Wintsch published a book called "Slay Like A Mother" after graduating from JMU in 1999.

After seeing the false representation of motherhood in everyday advertising while on maternity leave with her second child, JMU alumna Katherine Wintsch (’99) decided to do something about it. 

She launched The Mom Complex, a consulting organization that helps other companies support mothers with products and services that are created with them in mind. In March, Wintsch released her book, “Slay Like A Mother,” which acts as a guide for moms to help eradicate their self-doubt.

Wintsch majored in marketing at JMU and transferred her 15 years of experience in the field to her own entrepreneurial venture. The company has mostly worked with Fortune 500 companies such as Walmart, Johnson & Johnson, Chobani and Pinterest to help moms who are employees and customers by making their lives easier with new marketing for products,  smarter ways to shop and more.

Wintsch’s passion for marketing began in high school, and, at JMU, she learned about the different pillars of business through the course CoB 300: Integrative Business. She said this course helped her immensely as an entrepreneur because it connected the different elements of business through a single project. In her sophomore year, she joined the business fraternity Delta Sigma Pi, where she met her friend Lisa Klein (’99) and now husband Richard Wintsch (’97).

Katherine said she considers The Mom Complex’s research methods unconventional compared to other companies’. Instead of focus groups, the company throws “opinion parties” in several countries that bring together mothers who already know each other to discuss different topics on motherhood. The company also uses digital tools, like apps, where moms can track certain aspects of their daily routines. Katherine said these research methods are intended to generate honest and raw responses to get more accurate data.

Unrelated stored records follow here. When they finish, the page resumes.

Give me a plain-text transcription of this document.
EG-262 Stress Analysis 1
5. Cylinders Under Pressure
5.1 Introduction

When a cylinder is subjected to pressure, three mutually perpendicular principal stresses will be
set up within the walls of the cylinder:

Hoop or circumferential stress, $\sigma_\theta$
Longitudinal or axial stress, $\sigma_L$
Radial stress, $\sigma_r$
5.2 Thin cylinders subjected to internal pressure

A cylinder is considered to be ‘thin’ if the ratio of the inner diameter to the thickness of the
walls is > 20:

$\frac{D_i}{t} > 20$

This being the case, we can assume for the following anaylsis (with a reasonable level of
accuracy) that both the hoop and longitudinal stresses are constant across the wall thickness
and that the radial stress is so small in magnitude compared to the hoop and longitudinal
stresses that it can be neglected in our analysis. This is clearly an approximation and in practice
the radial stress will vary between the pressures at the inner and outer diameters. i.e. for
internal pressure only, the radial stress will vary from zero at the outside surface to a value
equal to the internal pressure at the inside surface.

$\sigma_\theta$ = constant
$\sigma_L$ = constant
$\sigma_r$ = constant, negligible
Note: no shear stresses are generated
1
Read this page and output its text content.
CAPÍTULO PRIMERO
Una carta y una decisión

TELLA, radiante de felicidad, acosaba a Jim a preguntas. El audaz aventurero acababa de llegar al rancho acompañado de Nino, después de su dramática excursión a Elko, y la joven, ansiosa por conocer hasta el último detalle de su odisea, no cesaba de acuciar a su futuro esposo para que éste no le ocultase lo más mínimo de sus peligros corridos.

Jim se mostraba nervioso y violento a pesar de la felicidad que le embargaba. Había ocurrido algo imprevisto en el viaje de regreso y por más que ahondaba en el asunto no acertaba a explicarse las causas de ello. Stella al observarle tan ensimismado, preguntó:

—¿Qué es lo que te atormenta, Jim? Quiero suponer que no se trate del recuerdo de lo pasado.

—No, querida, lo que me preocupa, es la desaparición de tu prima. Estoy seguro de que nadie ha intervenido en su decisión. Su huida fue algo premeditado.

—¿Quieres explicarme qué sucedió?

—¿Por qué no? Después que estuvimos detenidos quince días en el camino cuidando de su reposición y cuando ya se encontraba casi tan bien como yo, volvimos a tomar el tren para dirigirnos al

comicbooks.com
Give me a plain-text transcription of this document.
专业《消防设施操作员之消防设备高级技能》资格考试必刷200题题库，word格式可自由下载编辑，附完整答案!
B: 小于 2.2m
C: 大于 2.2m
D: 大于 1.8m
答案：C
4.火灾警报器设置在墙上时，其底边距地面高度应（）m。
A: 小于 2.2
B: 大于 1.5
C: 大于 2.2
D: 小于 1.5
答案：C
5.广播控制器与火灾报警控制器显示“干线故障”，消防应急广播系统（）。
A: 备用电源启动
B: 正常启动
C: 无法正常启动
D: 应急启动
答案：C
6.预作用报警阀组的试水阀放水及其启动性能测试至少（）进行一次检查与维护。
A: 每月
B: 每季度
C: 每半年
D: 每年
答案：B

“My research has shown that we’re just working ourselves to the grind, trying to collect external signs of success so we can feel better about ourselves,” Katherine said. “I have seen the suffering that lives inside so many mothers when we don’t believe that we’re good enough.”

Before writing “Slay Like A Mother,” Katherine wrote posts for her blog, In All Honesty, which explores her personal experiences with modern motherhood. Klein said she found herself relating to these posts frequently, and when she found out Wintsch was writing a book, she was excited.

“I just overall think she’s an inspiration to so many moms and women that don’t feel their best, that don’t think they’re good enough,” Klein said. “I’m just super happy for her success and excited for what’s next for her.”

After being rejected for four years by 23 different publishers, Katherine received a book deal from Sourcebooks and began writing. She wrote the book in seven months, writing for nine hours a day, five days a week. Katherine said that the book itself is a self-help book to guide mothers through destroying the self-doubt that’s holding them back from being their best selves.

“Slay Like A Mother” has been recognized by The Today Show and Good Morning America, and it was named by Parade Magazine as “one of the top 10 life-changing self-help books of 2019.” Katherine said that she receives feedback from mothers around the world whom she’s personally impacted. Richard said he’s proud of how much of an impact Katherine has had on so many mothers’ lives. 

“Her No. 1 goal is to help one mother at a time, and the fact that she can do that in her business at The Mom Complex is extremely fulfilling for her,” Richard said. “I’m glad she’s fulfilling her dreams and loving herself in the process.”

Currently, The Mom Complex is working on creating online learning modules that go beyond “Slay Like A Mother” to delve deeper into the work that needs to be done to turn self-doubt into self-compassion. Katherine said she’s proud of her work, and she’s excited about the future of the company.

“When I was living in The Village on campus, I never in a million years would’ve thought that this is what I would be doing,” Katherine said. “To me, it’s not about selling books; it’s about changing people’s lives.”